FROM THE DEAD By Mark Billingham, McArthur & Co., 362 pages, $24.95 (paper)
Thorne is back. That's all anyone has to say about this terrific new book by Mark Billingham, author of, among other chillers, Bloodline. This one literally sizzles from the first page and doesn't let up until the final paragraph.
The prologue opens as a man is fried alive in a car. It's murder, clear and simple. That was then, 10 years ago. The dead man is Alan Langford and the woman accused, tried and convicted of arranging his murder is his wife Donna. She's just been released from prison. But there'll be no return to the free life for Donna. Just as she's released, she gets a letter with a photo, of her supposedly dead husband.
If Alan Langford is alive, then he's looking for more than ordinary revenge. If he's dead, who's playing games with his not-so-grieving widow? DI Tom Thorne finds himself caught in a series of games within games where no one and nothing is exactly what they appear to be. This is a tough, taut thriller with enough suspense to keep you reading late into the night. If you haven't already discovered Thorne, this is the perfect place to begin this great series.
EVIL IN RETURN By Elena Forbes, Anansi, 408 pages, $21.95 (paper)
Evil In Return is the third installment in the excellent Mark Tartaglia series and it's the best to date. Forbes continues to build substantial and engaging characters and provide them with off-beat plots that have just a touch of the same sort of macabre detail that made Ruth Rendell irresistible.
Evil In Return begins with a dead body and a heat wave. Joe Logan was a teacher who turned into a best-selling author. His first novel is a runaway success and he's living on a boat in a London canal supposedly hard at work on his second. Then he turns up dead in a crypt in the Brompton Cemetery. No doubt it's murder. He's been shot, castrated and posed. There are no clues in his current life so Tartaglia starts examining his past. That seems blameless as well but there are four old friends who know at least one reason that someone might just want Joe dead.

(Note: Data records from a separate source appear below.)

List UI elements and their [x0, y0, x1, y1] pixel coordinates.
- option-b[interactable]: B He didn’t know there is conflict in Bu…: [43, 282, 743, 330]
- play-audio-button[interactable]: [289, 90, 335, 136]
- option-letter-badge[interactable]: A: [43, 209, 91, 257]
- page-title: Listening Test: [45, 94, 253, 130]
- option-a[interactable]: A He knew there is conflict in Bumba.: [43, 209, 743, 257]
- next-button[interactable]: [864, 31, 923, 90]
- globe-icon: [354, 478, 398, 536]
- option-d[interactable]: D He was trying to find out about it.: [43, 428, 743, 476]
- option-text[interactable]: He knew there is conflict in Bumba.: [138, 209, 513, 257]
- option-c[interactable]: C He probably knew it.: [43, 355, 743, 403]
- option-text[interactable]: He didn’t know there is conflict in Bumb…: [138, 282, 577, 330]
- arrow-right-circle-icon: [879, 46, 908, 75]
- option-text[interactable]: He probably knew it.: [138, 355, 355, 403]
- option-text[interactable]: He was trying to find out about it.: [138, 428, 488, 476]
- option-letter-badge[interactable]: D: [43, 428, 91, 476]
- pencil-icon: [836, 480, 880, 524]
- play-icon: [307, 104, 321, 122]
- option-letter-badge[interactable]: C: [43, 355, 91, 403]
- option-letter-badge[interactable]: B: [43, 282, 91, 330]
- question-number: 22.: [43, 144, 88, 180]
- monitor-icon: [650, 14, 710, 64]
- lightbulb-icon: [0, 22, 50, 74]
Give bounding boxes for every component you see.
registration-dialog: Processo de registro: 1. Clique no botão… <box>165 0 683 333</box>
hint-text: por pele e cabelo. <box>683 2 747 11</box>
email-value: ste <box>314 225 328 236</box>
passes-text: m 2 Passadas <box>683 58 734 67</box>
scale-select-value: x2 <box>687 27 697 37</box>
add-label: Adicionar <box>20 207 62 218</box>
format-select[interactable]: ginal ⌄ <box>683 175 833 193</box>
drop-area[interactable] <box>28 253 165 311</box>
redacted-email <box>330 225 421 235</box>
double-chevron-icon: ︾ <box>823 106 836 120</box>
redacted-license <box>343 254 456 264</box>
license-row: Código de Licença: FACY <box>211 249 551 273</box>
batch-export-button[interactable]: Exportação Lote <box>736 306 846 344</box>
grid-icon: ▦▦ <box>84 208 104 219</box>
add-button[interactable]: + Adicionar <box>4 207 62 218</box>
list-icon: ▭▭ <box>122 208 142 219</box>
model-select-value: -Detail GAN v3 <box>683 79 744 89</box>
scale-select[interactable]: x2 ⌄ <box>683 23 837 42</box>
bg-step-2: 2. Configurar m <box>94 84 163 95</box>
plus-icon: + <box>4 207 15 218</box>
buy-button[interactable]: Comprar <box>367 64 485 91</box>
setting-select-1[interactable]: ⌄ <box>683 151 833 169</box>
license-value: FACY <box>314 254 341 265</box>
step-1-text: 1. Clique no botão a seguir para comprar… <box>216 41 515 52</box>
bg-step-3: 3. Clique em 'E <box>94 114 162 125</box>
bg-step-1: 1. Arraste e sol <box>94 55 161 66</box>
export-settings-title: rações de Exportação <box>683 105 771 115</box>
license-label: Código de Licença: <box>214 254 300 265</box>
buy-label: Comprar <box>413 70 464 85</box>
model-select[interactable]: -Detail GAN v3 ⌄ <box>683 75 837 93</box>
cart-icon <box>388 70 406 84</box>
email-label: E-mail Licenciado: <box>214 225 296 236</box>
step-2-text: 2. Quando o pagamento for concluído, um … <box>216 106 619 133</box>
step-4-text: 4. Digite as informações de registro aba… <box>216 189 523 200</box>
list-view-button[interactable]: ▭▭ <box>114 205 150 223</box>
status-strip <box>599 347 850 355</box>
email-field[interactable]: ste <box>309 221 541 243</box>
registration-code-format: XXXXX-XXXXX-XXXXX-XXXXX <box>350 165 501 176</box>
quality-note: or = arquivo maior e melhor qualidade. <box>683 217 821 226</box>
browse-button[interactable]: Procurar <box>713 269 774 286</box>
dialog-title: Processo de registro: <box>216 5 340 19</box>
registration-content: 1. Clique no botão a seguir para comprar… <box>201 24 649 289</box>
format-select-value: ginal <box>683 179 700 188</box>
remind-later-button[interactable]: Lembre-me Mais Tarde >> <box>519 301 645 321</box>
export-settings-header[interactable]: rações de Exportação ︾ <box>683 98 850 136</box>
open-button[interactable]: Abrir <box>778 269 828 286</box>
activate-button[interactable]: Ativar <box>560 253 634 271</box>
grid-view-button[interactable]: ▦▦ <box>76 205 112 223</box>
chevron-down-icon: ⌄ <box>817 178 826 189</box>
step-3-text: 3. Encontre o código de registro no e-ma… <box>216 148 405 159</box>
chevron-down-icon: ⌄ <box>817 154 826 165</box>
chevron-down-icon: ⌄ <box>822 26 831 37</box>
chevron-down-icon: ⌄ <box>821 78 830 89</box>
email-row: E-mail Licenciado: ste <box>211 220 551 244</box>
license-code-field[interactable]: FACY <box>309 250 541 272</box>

This superb premise (Forbes really knows how to pace a novel) leads to the investigation, which Tartaglia inadvertently compromises, and which then leads to another murder. But who is killing and why? And what do the strange e-mail messages to the victims mean? The answers lie in a long-dead past when a group of careless college boys made a terrible mistake.
THE VILLA TRISTE By Lucretia Grindle, McArthur & Co., 546 pages, $24.95 (paper)
This novel has such a marvelous setting and great historical drama that it hardly needs a murder to get the action moving. Grindle takes us to Florence, on the eve of Italy's armistice with the Allied armies. Isabella and Caterina Cammacio are privileged young women for whom peace means love, marriage, the future. But the armistice doesn't end the war, it just changes the battlefield and the Cammacio sisters find themselves soldiers on the front lines.
Grindle mixes a modern murder mystery with a clever historical one and both work beautifully. Readers who have no idea of the horrors the Italian partisans (many of whom were women) suffered will find the war story riveting, but the whodunit works as well.
SAINTS OF NEW YORK By R. J. Ellory, Orion, 488 pages, UK18.99
The corruption in the New York City police department never seems to lose its luster as plot fodder. In the hands of R. J. Ellory, that old trope shines like a diamond.
Frank Parrish is a detective, son of a legendary father, one of the original "Saints of New York" revered for clearing out the Mafia. Parrish's struggle is to live up to his father's name but stay true to himself. The result seems to be a never-ending face-off with his superiors and an Internal Affairs Investigation.
Then a routine investigation of the death of a heroin dealer leads Parrish to a vicious killer preying on the innocent. Parrish's search for a murderer takes him right to the edges of his own life where legend and truth meet and diverge. Ellory writes film-ready prose and you can really see this one as the pages turn.
THE DAMAGE DONE By Hilary Davidson, Forge, 352 pages, $29.99
Fans of the late Lyn Hamilton's lovely Lara McClintock series, rejoice! Travel journalist Hilary Davidson, a Torontonian transplanted to New York City, brings us Lily Moore and the beginning of a series that will charm and delight those who love mysteries in exotic locales.
Lily is a travel writer and, this first novel, finds her in Spain, but she has to return to NYC when her sister is found dead. Or is she? This is a most promising beginning with likeable characters, a good puzzle and an excellent sense of place. Hilary Davidson is one to watch.